L’ex Orange que soutient depuis son parachutage l’alliance CGT/FO, continue le massacre.



L’ex Orange que soutient depuis son parachutage l’alliance CGT/FO, continue le massacre. 

Voilà aujourd’hui à quoi le soutien quasiment sans faille de l’alliance syndicale  CGT et de FO a conduit !

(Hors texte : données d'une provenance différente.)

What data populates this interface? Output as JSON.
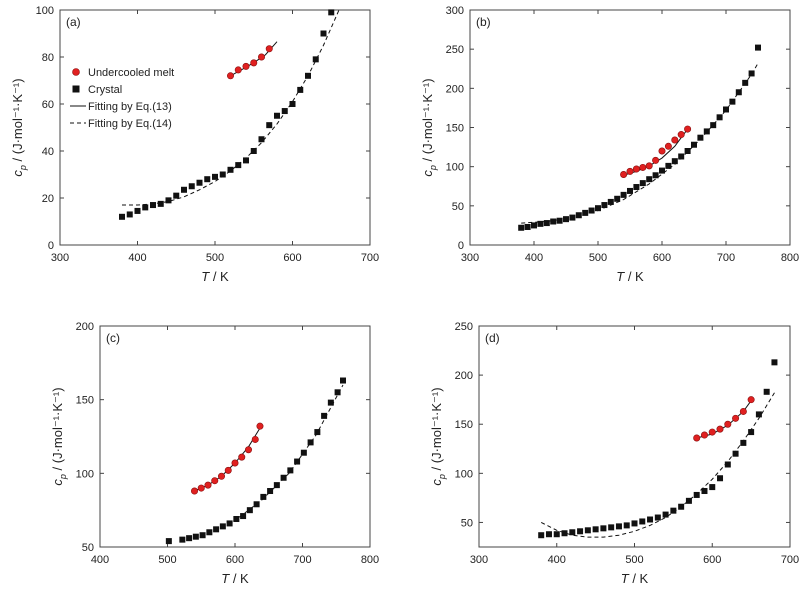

Depuis les révélations en mai 2015 dans « Atlantico » et « Médiapart » de la rencontre secrète Delphine Ernotte/Marc Chauvelot (pour la CGT) qui avait contraint ce dernier de sortir à l’époque un hallucinant feuillet qualifié de « mise au point », presque pas un CCE n’a eu lieu sans que l’alliance syndicale  FO - CGT apporte son soutien à l’ex Orange et adopte quasiment toutes les mesures proposées. 

L’ex Orange qui accusait il y a quelques jours, le Gouvernement Macron de lui piquer 50 millions d’euros (*) tentant de lui mettre sur le dos sa décision d’arrêter les journaux locaux sur France 3,  va sûrement continuer la casse de l’entreprise, se revendiquant – elle aurait tort de ne pas en profiter  – de ses fidèles alliés.

Juste avant le weekend, les salariés de France 3 apprenaient que « France 3 allait supprimer ses éditions locales du Tarn, de Quercy-Rouergue et de Toulouse » mais également les JT locaux du Gard, du Pays Catalan, et de Montpellier dans l’ex-Languedoc-Roussillon, viennent d’être informés de la fermeture,  à compter du 1er janvier 2018, de l'édition Iroise l'une des premières antennes de proximité à voir le jour en région, il y a 25 ans, en 1992.

En plus de son siège à Brest, elle dispose aussi d'un bureau décentralisé avec quatre journalistes à Quimper permettant de couvrir l'actualité du Sud-Finistère. L'une des plus importantes rédactions locales de France 3 - sinon la plus importante - compte entre 15 et 20 salariés à être touchés.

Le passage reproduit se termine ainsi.